The TDEC made the announcement on its website on Wednesday.
“Tennessee is at the forefront of innovation and infrastructure development, and we’re committed to the future of the automotive industry,” State Governor Bill Lee said. “This collaboration will support Tennessee jobs and enhance our already unmatched state parks.”
Rivian has been working on releasing its first electric vehicle, the R1T pickup truck, later this year. Recently, the company announced that its anticipated July deliveries had been pushed back to September. However, the company is still preparing its owners to have a wide variety of options regarding its charging infrastructure. Earlier this year, Rivian unveiled the Adventure Network, composed of 3,500 fast chargers and 600 total sites by 2023.

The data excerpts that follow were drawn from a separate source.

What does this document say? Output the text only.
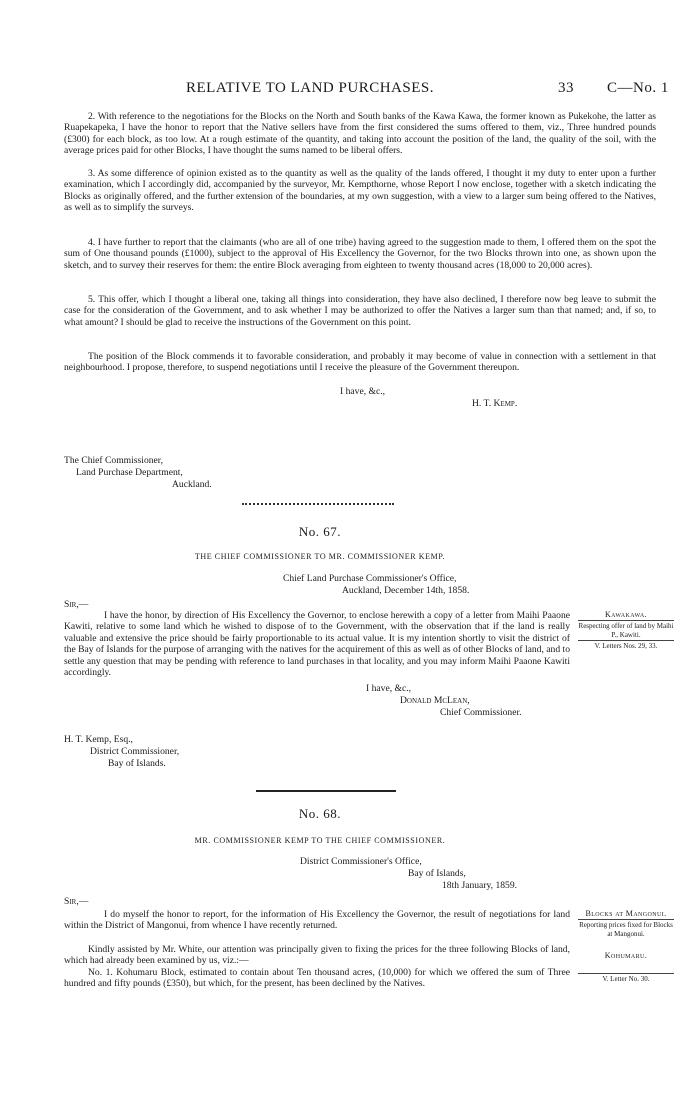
RELATIVE TO LAND PURCHASES.	33 C—No. 1

2. With reference to the negotiations for the Blocks on the North and South banks of the Kawa Kawa, the former known as Pukekohe, the latter as Ruapekapeka, I have the honor to report that the Native sellers have from the first considered the sums offered to them, viz., Three hundred pounds (£300) for each block, as too low. At a rough estimate of the quantity, and taking into account the position of the land, the quality of the soil, with the average prices paid for other Blocks, I have thought the sums named to be liberal offers.

3. As some difference of opinion existed as to the quantity as well as the quality of the lands offered, I thought it my duty to enter upon a further examination, which I accordingly did, accompanied by the surveyor, Mr. Kempthorne, whose Report I now enclose, together with a sketch indicating the Blocks as originally offered, and the further extension of the boundaries, at my own suggestion, with a view to a larger sum being offered to the Natives, as well as to simplify the surveys.

4. I have further to report that the claimants (who are all of one tribe) having agreed to the suggestion made to them, I offered them on the spot the sum of One thousand pounds (£1000), subject to the approval of His Excellency the Governor, for the two Blocks thrown into one, as shown upon the sketch, and to survey their reserves for them: the entire Block averaging from eighteen to twenty thousand acres (18,000 to 20,000 acres).

5. This offer, which I thought a liberal one, taking all things into consideration, they have also declined, I therefore now beg leave to submit the case for the consideration of the Government, and to ask whether I may be authorized to offer the Natives a larger sum than that named; and, if so, to what amount? I should be glad to receive the instructions of the Government on this point.

The position of the Block commends it to favorable consideration, and probably it may become of value in connection with a settlement in that neighbourhood. I propose, therefore, to suspend negotiations until I receive the pleasure of the Government thereupon.

I have, &c.,
H. T. Kemp.
The Chief Commissioner,
Land Purchase Department,
Auckland.
No. 67.
THE CHIEF COMMISSIONER TO MR. COMMISSIONER KEMP.
Chief Land Purchase Commissioner's Office,
Auckland, December 14th, 1858.
Sir,—

I have the honor, by direction of His Excellency the Governor, to enclose herewith a copy of a letter from Maihi Paaone Kawiti, relative to some land which he wished to dispose of to the Government, with the observation that if the land is really valuable and extensive the price should be fairly proportionable to its actual value. It is my intention shortly to visit the district of the Bay of Islands for the purpose of arranging with the natives for the acquirement of this as well as of other Blocks of land, and to settle any question that may be pending with reference to land purchases in that locality, and you may inform Maihi Paaone Kawiti accordingly.

I have, &c.,
Donald McLean,
Chief Commissioner.
H. T. Kemp, Esq.,
District Commissioner,
Bay of Islands.
Kawakawa.
Respecting offer of land by Maihi P., Kawiti.
V. Letters Nos. 29, 33.
No. 68.
MR. COMMISSIONER KEMP TO THE CHIEF COMMISSIONER.
District Commissioner's Office,
Bay of Islands,
18th January, 1859.
Sir,—

I do myself the honor to report, for the information of His Excellency the Governor, the result of negotiations for land within the District of Mangonui, from whence I have recently returned.

Kindly assisted by Mr. White, our attention was principally given to fixing the prices for the three following Blocks of land, which had already been examined by us, viz.:—

No. 1. Kohumaru Block, estimated to contain about Ten thousand acres, (10,000) for which we offered the sum of Three hundred and fifty pounds (£350), but which, for the present, has been declined by the Natives.

Blocks at Mangonui.
Reporting prices fixed for Blocks at Mangonui.
Kohumaru.
V. Letter No. 30.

The partnership with the TDEC matches perfectly with Rivian’s ideals for its products. Since Day 1, it seems that Rivian has catered to the outdoorsman and adventurers of the world. Its vehicles are primed for easy navigation through some of the toughest terrain imaginable thanks to its quad-motor powertrain, allowing for up to three feet of wading depth, 11,000 pounds of towing capacity, and a 3-second 0-60 time.
The adoption of electric vehicles in Tennessee primes Rivian for the perfect partnership with the TDEC, Commissioner David Salyers said. “As Tennesseans increasingly rely on electric vehicles, our state parks can play a significant role to enable recreation in all corners of our state. TDEC is committed to clean air, and the shift toward electric vehicles is an excellent step forward for air quality.”
Rivian will oversee the installation and design of Level 2 chargers that would charge any EV on the road. Offering 11.5 kW of power, this will be perfect for any EV owner who wishes to charge their vehicle overnight or for someone who just wants to stop by for a day trip. The chargers at the Tennessee State Parks will initially be free, according to the press release from the TDEC, and any future cost depends on systemwide utilization to recover electricity costs.
Rivian will cover network access fees, equipment service, and maintenance for 10 years. Upgrades associated with the charger installation will be at no cost to the state or its taxpayers.
Commissioner of the Tennessee Department of Tourist Development, Mark Ezell, said “We are very excited for this partnership, and for TDEC and Tennessee State Parks’ commitment to sustainable travel, ensuring residents and visitors enjoy the state for generations to come. Tennessee offers unsurpassed natural beauty, and we’re thrilled this project will bring visitors to state parks, rural communities, and cities.”